Parrish explained that “scoring” became her approach to running the credit union. “What I started to see was probably the same thing as everyone, no matter what your asset size, and that's the point that the people coming into your branch are doing transactions. We're going to go on offense and we're going to train our members to do their transactions virtually. Then we're going to go on offense and we're going to get out in the community and we're going to be transformational, not transactional.”
“Even large credit unions don't have unlimited resources and unlimited budgets to implement all of the technology strategies that they want to prioritize,” said Lowman as she turned to Moran. “How do you go about that? How do you determine what technology could drive the most value for your members?
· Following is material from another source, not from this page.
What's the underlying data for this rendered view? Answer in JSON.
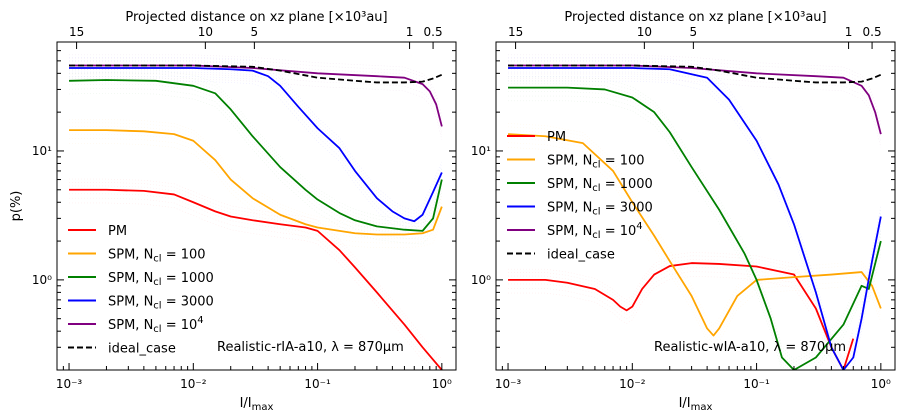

And how do you balance what you need to do to keep that technology up to date for the credit unit with those other efforts for your members?”
“We've been in this kind of pressure cooker to improve member experiences, decrease our costs, create efficiencies and be creative and deliver all these innovative solutions,” said Moran of the $2.5 billion credit union. “We’re focused on that speed of innovation and also have a delivery model that will allow us to be agile and execute quickly.”
Moran explained that the credit union’s top priority is always member experience. “We have an enterprise portfolio and project management office,” she said. “They keep us on track, but really our focus is on digital experiences. We utilize the Forrester Research customer experience – we call it member experience model – to score all of our initiatives. That is how we make a determination on what are those things we are going to choose next. We've really embraced this concept of design-centric thinking, really designing from the outside in.”
Technology Trends to Watch
The panelists on this session were:
Siva G. Narendra, CEO & Co-Founder at Tyfone, Inc.
Jennifer Werner, Chief Marketing Officer at CSI
Arun Ahuja, Vice President at Paymentus
Allen Jingst, Chief Revenue Officer at Coviance
The off-stage GAC moderator asked each panelist to describe what they see as the most impactful technology trends.
“I don't think our ecosystem can innovate like big tech,” said Narendra. “We are generally fast followers at best. That said, there are three things that you should pay attention to. One is FedNow, two is CFPB (Consumer Financial Protection Bureau) enforcement of section 1033 the Dodd-Frank Act, and three is open banking. Those three things are really actionable in the next year to three years, because if you don't do it, you'll be left behind or you'll be fined.”
“I think one of the big things I see is, technology cannot replace strategy,” asserted Jingst. “I think a lot of credit unions will jump from one technology solution to the other without really a strategy organization to deploy it. As more credit unions are embracing various technology partners, they need to ensure the right strategic outcome. It’s not losing sight of what you're actually trying to accomplish.”
“I would totally agree with that,” added Werner. “Making sure you understand what your risk assessment appetite is and making sure you have a good partner that can help you assess where you are today, what tools you have and what do you need to make sure you’re mitigating any risks that are out there, especially with public cloud and artificial intelligence (AI) that are creating more interconnecting points that can open you up to greater risk.”
“I would actually agree and disagree a little bit on this one,” said Ahuja. “I definitely agree that opening banking and faster payments are very important – things that you want to look at and keep an eye on and try to get on that train as soon as possible. But at the same time, look for partners that are nimble. Cause what you think today may not be what actually ends up coming tomorrow.”